Results and conclusion: Pain threshold tends to be higher in Tac1-/- mice 13 and 21 days after fracture compared to WT controls. We did not measure significant differences regarding touch sensibility between α-CGRP-/- mice and WT controls but pain threshold was significantly lower in α-CGRP-/- mice 13 and 16 days after fracture when compared to Tac1-/- mice. Locomotion of Tac1-/- mice during daylight was by trend higher 9 days after fracture and significantly higher 16 days after fracture whereas nightly locomotion is reduced compared to WT mice. Analysis of locomotion during daylight or night revealed no differences between α-CGRP-/- and WT mice. During early fracture healing phase, 5 and 9 days after fracture, transition of mesenchymal to cartilaginous callus tissue seems to be faster in α-CGRP-/- mice compared to WT controls. In contrast, fracture callus tissue composition seems to be similar in Tac1-/- and WT mice.

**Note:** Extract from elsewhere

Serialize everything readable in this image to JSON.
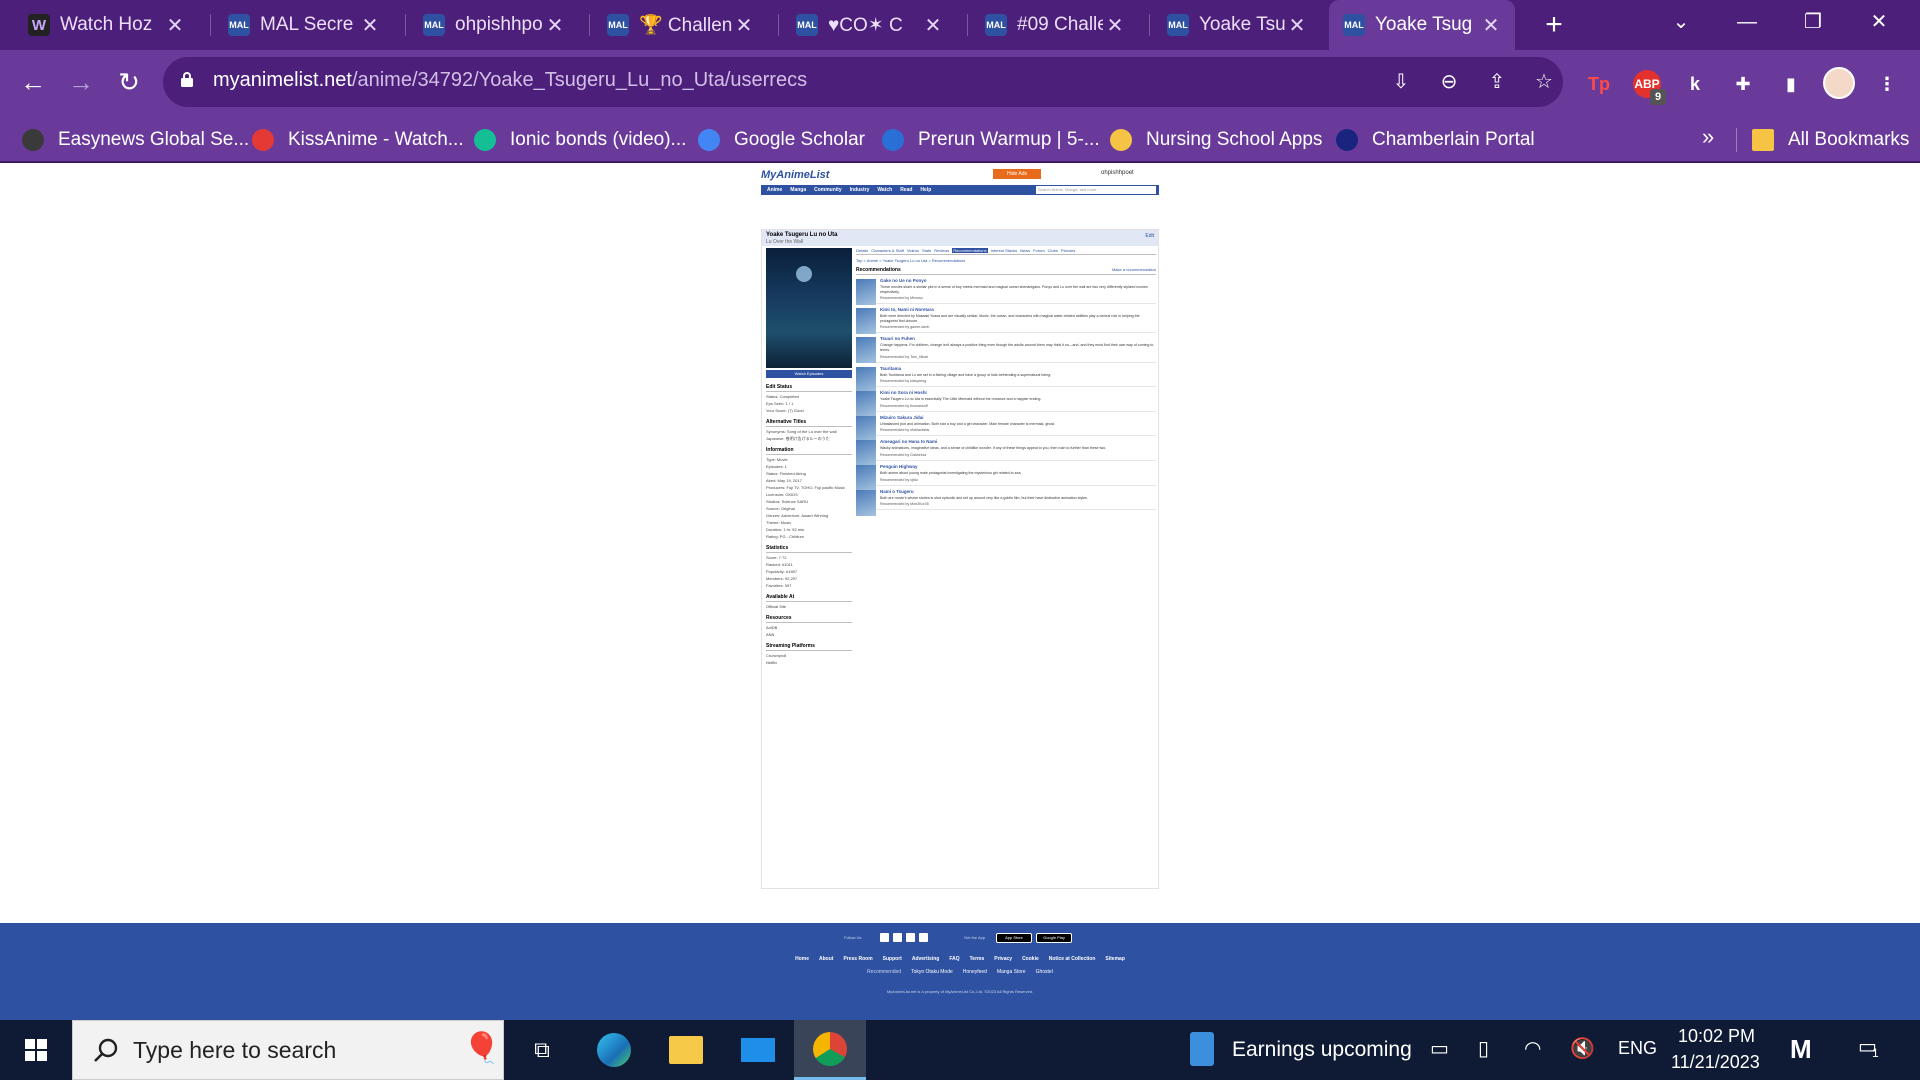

Our data indicate that sensory neuropeptides SP and α-CGRP exert different effects on fracture healing under conditions of experimental osteoporosis. We found differences in locomotion and fracture-related pain processes in the absence of SP during late phases of osteoporotic fracture healing whereas lack of α-CGRP seems to play a more important role in callus maturation during the early phases of osteoporotic fracture healing.